Diacetyl - a yeast by-product that forms during early stage of fermentation which has a buttery or honey-like flavor, considered a flaw in large amounts. The yeast should reduce these compounds during the later fermentation phase. See Esters and Phenols
Diastatic Power - (DP), from "diastases," measures a malted grain's enzymatic content. When grain is malted, enzymes are produced during germination. These enzymes are responsible for converting the grain’s starches into sugar during mashing. Diastatic power is an indicator of the amount of enzymes available to convert those starches into sugar (saccharides) that the yeast will metabolize during fermentation. Good conversion depends on adequate diastatic power in the grain bill. See Malting Process and Calculating Diastatic Power.
Dry-Hopping - adding hops to the fermenter for the last 48-72 hours of the fermentation cycle for increased hop aroma and flavor in the final beer. Don't worry about adding unboiled hops at this point, for infection/contamination from hops does not happen as long as you use good fresh hops or hop pellets. (Note: dry-hopping increases the amount of trub before bottling).
Endosperm - the nutritive tissue of a seed, consisting of carbohydrates, proteins, and lipids.

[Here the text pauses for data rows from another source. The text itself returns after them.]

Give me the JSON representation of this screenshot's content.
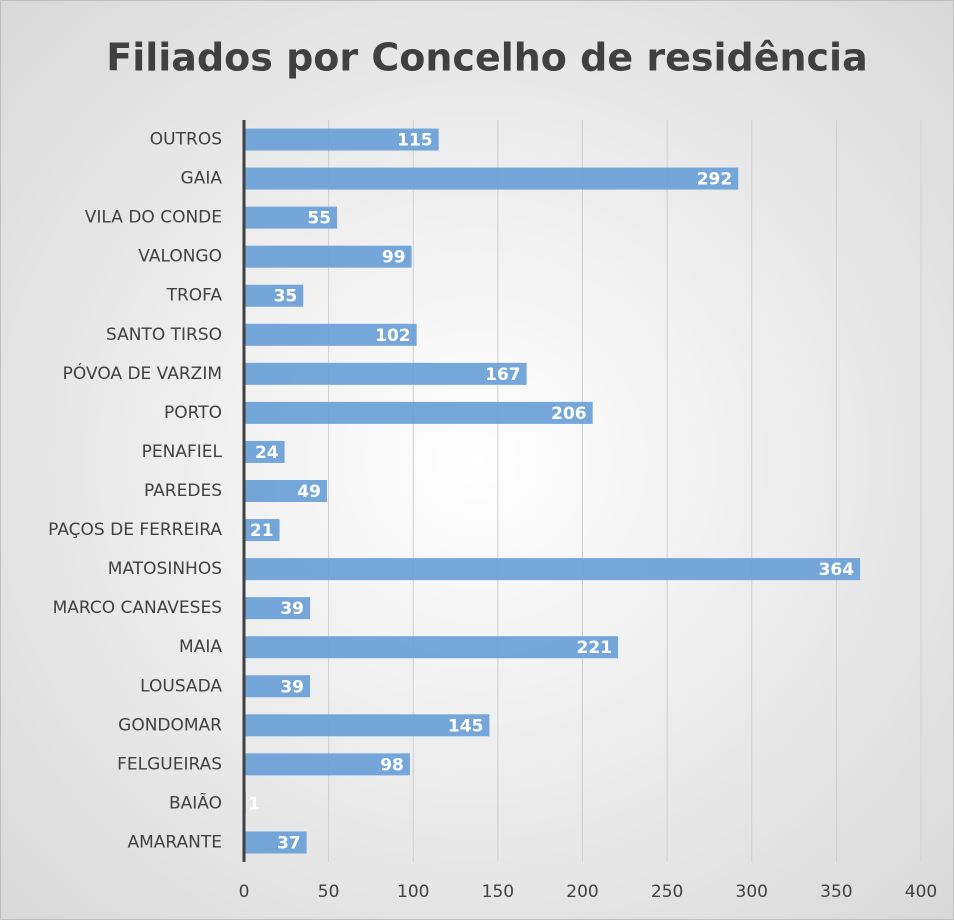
{
  "chart_data": {
    "type": "bar",
    "orientation": "horizontal",
    "title": "Filiados por Concelho de residência",
    "categories": [
      "AMARANTE",
      "BAIÃO",
      "FELGUEIRAS",
      "GONDOMAR",
      "LOUSADA",
      "MAIA",
      "MARCO CANAVESES",
      "MATOSINHOS",
      "PAÇOS DE FERREIRA",
      "PAREDES",
      "PENAFIEL",
      "PORTO",
      "PÓVOA DE VARZIM",
      "SANTO TIRSO",
      "TROFA",
      "VALONGO",
      "VILA DO CONDE",
      "GAIA",
      "OUTROS"
    ],
    "values": [
      37,
      1,
      98,
      145,
      39,
      221,
      39,
      364,
      21,
      49,
      24,
      206,
      167,
      102,
      35,
      99,
      55,
      292,
      115
    ],
    "color": "#6a9fd8",
    "xlim": [
      0,
      400
    ],
    "xticks": [
      0,
      50,
      100,
      150,
      200,
      250,
      300,
      350,
      400
    ],
    "grid": true
  }
}
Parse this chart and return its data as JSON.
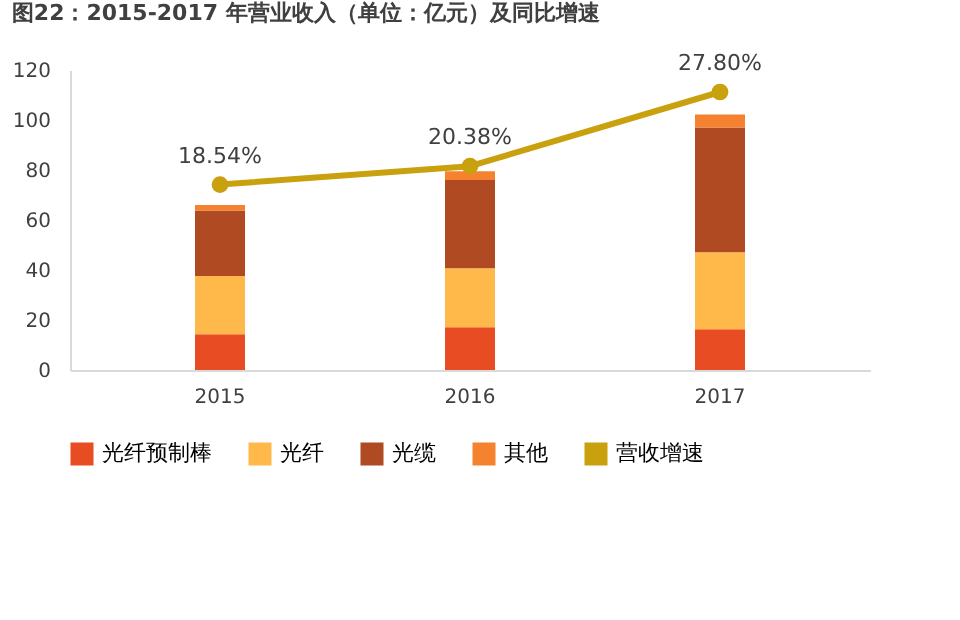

Enzymes - most enzymes are protein molecules that serve as biological catalysts that increase the rate of chemical reactions without being used up or changed during reactions. Enzymes are particularly active in the brewing process during the mash to help breakdown the starches in the grist into fermentable sugars (saccharides).
ESB - Extra Special Bitter, a balanced British "bitter" style. "Bitters" are not really bitter, but a British version of pale ale, usually low alcohol (session beer), while ESBs have bigger malt, hop and ABV profiles. The keyword is "balance" of the malt and hop flavors/aromas, sweetness and bitterness.